As promised, I’m getting on with the Trusted Expert series and finishing up with the last few posts before everything moves over to the new site. When we left off, we were talking about testing, and the next post is about multivariate testing.
And I’ve been dreading it – not because multivariate testing isn’t worth doing, it so is, but there’s a reason why I’ve been stuck at this particular point for some time. You see, multivariate testing can be a valuable tool that can tell you some very important things about what is working on your site and what isn’t. No, multivariate testing can be an extremely useful thing -when it’s done right.
But if it’s done wrong, it can be a colossal waste of time that can also lose you money. And unfortunately, it’s easy to get multivariate testing wrong. And since I’m writing this post on multivariate testing, if I give you the wrong advice or don’t explain myself clearly, it’ll be my fault. No pressure.
So this post on multivariate testing will strive to be as clear and concise as possible. While firmly stand behind the importance of testing, I in no way claim to be any kind of testing guru or expert – my aim here is to give you a good grasp of the basics so that you’ll walk away with a good understanding of how things work, how it relates back to being a Trusted Expert. And if you want to go ahead and delve further into the more technical aspects of multivariate testing once we’re done, you’ll have a good knowledge base with which to do so.
So without further ado (that had to be the longest intro to a post, ever) let’s get into the nuts and bolts of multivariate testing. If you remember from way back in my post about A/B testing, in that case you can only compare one thing at a time – it’s built right into the parameters of the test. With multivariate testing, there is no such restrictions, so it’s up to you to make sure the things you choose to test don’t actually automatically negate any results you get.
As the name suggests, with multivariate tests, you’re dealing with more than one variable, and you can have any number of variations on each of those variables (more on whether that’s a good idea in a moment). Remember, with an A/B test, you could have any number of variations, but they all had to be about the same element (headers, checkout button, images, etc.) When you’re running a multivariate test, one would assume that the variables you choose to test together have some sort of relation to each other that will result in an overall improvement in performance, but that’s up to you to make the right choices (see why multivariate testing is so easy to screw up?).

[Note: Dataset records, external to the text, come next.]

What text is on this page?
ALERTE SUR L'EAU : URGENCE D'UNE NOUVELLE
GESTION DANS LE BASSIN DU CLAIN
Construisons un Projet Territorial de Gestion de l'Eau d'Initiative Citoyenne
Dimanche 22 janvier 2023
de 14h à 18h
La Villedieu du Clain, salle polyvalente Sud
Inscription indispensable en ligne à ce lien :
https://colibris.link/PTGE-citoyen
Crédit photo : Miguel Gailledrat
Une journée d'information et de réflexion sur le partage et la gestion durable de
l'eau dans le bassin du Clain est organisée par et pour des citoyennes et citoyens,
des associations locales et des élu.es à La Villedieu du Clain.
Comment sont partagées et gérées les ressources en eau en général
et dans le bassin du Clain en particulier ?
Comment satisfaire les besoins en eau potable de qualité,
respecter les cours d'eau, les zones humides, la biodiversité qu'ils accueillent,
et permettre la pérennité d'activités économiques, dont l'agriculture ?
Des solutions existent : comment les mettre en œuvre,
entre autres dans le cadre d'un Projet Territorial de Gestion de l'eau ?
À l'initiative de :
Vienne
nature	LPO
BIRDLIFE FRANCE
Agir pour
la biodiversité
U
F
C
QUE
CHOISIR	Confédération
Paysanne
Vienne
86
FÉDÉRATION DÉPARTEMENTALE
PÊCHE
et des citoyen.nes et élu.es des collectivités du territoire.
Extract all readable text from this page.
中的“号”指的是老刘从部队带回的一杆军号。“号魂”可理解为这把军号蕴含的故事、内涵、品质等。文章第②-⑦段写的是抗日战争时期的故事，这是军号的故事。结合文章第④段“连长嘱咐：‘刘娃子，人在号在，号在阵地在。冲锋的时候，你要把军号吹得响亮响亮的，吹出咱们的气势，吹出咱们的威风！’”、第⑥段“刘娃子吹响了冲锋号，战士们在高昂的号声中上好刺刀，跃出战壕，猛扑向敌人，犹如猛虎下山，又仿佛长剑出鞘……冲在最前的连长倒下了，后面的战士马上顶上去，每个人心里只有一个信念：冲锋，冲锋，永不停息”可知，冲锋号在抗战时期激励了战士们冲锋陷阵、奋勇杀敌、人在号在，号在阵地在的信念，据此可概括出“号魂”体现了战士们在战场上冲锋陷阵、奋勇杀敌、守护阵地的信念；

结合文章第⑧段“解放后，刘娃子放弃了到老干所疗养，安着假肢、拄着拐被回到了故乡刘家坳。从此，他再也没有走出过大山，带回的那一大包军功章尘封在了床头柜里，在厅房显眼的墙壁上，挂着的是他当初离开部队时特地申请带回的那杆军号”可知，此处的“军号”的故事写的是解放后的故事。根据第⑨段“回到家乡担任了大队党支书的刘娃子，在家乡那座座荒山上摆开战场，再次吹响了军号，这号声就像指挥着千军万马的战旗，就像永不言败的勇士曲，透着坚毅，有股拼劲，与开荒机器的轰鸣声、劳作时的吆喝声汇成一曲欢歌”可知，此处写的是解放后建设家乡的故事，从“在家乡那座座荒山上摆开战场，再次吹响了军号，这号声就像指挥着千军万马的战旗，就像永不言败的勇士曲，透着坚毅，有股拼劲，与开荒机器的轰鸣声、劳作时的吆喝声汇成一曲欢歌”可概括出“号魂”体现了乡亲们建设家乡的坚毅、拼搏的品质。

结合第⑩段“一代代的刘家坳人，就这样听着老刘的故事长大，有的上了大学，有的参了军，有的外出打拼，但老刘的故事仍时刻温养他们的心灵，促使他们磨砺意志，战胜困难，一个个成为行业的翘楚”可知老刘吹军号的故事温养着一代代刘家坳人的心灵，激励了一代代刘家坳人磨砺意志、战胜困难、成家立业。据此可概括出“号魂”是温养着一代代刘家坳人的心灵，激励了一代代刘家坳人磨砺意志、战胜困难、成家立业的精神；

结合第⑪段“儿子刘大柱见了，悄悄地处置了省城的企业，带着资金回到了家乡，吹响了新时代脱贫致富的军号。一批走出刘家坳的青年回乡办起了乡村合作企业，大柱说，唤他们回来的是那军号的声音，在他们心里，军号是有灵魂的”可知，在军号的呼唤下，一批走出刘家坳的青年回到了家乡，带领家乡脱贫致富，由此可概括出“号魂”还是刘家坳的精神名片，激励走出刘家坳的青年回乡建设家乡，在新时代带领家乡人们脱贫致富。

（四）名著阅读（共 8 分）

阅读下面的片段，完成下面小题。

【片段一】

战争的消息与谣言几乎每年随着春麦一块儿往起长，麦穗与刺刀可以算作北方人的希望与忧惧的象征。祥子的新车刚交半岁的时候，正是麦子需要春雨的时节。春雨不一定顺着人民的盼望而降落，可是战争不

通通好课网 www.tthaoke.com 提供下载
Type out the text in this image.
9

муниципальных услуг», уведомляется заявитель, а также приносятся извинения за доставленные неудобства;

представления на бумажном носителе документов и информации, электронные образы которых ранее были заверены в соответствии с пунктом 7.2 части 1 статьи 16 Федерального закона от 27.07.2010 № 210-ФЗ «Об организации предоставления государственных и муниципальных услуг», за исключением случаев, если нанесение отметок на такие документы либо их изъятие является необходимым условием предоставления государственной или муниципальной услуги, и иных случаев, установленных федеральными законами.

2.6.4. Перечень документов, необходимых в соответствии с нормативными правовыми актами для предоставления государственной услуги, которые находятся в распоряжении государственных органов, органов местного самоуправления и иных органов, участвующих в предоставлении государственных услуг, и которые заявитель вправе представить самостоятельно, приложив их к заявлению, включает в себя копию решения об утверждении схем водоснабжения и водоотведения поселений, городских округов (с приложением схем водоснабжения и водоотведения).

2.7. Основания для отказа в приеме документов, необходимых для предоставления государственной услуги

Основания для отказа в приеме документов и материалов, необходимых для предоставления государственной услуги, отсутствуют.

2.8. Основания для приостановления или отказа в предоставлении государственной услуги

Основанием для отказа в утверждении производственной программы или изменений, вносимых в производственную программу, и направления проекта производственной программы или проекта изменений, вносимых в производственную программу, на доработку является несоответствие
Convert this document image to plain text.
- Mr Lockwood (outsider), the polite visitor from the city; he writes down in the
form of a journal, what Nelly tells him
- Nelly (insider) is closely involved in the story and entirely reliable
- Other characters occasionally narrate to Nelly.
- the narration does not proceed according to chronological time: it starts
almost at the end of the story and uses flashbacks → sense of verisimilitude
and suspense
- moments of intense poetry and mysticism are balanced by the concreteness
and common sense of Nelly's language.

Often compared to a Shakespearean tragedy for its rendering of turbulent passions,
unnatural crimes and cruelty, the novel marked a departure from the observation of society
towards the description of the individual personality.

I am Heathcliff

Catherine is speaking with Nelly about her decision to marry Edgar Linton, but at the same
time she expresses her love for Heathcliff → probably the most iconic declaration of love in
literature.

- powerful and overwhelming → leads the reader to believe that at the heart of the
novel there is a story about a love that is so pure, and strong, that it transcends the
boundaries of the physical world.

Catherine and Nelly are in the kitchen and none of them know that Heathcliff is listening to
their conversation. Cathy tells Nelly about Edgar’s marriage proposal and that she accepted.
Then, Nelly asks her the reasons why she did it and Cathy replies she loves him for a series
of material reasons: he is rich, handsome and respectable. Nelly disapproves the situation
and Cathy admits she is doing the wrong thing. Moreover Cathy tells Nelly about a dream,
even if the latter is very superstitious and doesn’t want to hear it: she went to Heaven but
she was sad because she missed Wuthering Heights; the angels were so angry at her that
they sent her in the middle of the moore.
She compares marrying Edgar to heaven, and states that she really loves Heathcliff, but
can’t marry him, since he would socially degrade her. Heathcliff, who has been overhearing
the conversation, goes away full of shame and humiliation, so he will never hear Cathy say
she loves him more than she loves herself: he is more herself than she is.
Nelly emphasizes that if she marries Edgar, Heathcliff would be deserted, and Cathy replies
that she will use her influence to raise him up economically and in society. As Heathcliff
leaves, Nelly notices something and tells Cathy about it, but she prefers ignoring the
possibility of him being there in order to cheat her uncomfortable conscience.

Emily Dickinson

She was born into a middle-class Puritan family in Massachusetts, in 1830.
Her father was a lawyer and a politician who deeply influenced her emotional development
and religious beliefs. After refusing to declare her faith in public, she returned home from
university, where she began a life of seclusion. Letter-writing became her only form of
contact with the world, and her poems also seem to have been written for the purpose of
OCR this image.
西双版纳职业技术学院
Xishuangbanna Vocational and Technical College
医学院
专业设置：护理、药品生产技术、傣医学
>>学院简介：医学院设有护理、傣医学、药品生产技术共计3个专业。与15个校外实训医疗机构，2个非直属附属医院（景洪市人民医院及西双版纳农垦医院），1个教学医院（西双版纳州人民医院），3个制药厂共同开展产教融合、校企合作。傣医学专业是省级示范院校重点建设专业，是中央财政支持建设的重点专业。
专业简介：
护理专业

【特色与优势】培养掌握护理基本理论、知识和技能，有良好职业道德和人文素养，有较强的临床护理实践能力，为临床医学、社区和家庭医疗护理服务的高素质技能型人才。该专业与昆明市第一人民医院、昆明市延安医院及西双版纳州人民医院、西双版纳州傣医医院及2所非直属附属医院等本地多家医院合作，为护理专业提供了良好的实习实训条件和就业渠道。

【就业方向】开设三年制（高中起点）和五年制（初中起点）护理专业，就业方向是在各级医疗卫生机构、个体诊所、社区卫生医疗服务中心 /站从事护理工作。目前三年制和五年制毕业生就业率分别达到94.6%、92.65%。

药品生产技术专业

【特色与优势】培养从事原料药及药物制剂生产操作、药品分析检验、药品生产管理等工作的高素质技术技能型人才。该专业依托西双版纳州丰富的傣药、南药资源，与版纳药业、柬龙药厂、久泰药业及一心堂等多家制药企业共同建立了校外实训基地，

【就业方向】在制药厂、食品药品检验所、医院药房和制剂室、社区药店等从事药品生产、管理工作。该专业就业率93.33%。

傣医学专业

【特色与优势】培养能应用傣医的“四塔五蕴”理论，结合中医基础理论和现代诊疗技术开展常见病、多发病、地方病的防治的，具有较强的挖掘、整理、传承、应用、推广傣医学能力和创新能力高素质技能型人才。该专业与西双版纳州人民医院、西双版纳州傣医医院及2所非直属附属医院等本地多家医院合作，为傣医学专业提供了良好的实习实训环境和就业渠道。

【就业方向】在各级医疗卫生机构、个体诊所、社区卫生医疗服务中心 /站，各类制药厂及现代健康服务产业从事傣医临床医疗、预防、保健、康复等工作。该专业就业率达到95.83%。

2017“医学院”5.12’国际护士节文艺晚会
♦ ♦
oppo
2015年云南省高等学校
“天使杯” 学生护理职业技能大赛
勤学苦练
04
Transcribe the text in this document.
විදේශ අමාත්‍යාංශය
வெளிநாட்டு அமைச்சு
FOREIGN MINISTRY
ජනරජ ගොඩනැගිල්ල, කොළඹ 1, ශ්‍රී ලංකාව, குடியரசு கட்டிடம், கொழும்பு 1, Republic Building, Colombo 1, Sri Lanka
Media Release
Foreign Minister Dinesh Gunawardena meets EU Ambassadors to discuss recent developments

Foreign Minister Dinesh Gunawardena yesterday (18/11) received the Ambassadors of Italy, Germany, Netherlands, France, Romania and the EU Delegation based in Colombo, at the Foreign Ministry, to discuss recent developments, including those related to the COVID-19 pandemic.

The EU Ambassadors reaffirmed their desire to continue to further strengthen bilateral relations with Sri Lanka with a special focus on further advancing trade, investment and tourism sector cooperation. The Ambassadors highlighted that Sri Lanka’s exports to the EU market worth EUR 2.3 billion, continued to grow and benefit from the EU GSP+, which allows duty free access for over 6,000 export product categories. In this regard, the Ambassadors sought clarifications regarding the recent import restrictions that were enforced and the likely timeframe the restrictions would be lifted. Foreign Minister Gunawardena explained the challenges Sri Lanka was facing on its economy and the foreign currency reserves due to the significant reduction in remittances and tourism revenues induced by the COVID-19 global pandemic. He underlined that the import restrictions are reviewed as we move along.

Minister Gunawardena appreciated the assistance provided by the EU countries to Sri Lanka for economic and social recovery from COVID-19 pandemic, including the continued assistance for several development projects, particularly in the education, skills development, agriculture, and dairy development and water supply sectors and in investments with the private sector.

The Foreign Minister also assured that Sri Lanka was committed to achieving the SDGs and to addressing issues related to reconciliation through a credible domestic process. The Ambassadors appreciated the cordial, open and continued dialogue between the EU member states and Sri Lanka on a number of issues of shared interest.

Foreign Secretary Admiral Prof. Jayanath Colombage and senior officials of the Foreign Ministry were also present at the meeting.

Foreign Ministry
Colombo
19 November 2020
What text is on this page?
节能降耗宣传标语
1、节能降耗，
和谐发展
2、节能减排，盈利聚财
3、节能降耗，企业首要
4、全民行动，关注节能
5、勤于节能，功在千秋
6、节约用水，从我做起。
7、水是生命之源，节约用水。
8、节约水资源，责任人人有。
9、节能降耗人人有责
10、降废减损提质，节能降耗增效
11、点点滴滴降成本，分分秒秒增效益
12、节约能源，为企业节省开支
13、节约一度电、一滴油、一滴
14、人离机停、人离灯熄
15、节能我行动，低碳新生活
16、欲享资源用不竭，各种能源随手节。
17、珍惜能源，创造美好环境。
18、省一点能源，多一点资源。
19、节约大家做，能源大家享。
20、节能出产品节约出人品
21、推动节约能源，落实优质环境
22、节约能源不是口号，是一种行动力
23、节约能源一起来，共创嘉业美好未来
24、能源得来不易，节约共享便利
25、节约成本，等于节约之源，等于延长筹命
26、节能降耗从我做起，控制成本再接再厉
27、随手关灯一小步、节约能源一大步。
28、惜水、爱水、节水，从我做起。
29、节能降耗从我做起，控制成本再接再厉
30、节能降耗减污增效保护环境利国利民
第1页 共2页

Multivariate tests allow you to test the power of different combinations on your site, which can be a very powerful thing. We all know that all the elements on your site work together to influence the user, but with multivariate testing, you can figure out what combination of items will give you the best result.
And with multivariate tests, you get multiple possible combinations. For example, if you’ve got two areas you’re going to test, (say headlines and button color) and you’ve got 3 variations for each – that means that there are 9 possible combinations (3×3=9) that need to be tested. The more areas and variations, and the combinations will grow exponentially.
If you want to get your feet wet in multivariate testing, a good test to start with is a headline/main image combo, since they are viewed together and definitely have in impact on each other. Stick to no more than 3 variations for each – this will result in a test that will not take too long and give you results that are easy to interpret.
Since multivariate testing allows you so much more freedom than A/B testing, it can be easy to run into problems. Here are some common mistakes that people make:
testing too many things at once. When you start out with multivariate testing, it can be tempting to test a whole whack of things at once – Google Optimizer allows you to choose up to 1,000 possible combinations. The problem with this is trying to many things at once can muddy the waters. If your chosen combination has 5 different elements, it could be that, even amongst your highest performing combination, there are still things that aren’t working for your site. But since you had so many elements, it can be hard to pinpoint which one was the problem.
choosing too many variables. Similar to choosing too many elements, choosing too many variables will give you a lot of combinations – and that will make the test take longer. Some tests, because of the sheer number of combinations, can take YEARS to finish. Do you have that kind of time? Didn’t think so. Keep it simple, and see test results you can actually apply to your site in time for it to actually make a difference.
losing sight of your goals. Remember, going into any kind of test, you want to have some kind of hypothesis – the outcome that you expect. You need to keep that in mind when preparing any multivariate test so you don’t get mired down in the sheer amount of details. So for your headline/main image test, your hypothesis could be that an action-oriented headline along with a dynamic picture will be the combination that works best. You then use the multivariate test to either prove of disprove your hypothesis. And, as always, you apply that learning towards your next test and hypothesis.
Hope that helps you understand multivariate testing a bit. As I mentioned at the beginning, it can be a very useful tool to finding out what will perform the best on your site. But because of the sheer amount of freedom multivariate testing gives you, you need to make sure that you practice some kind of restraint to ensure that you’re getting the best possible results.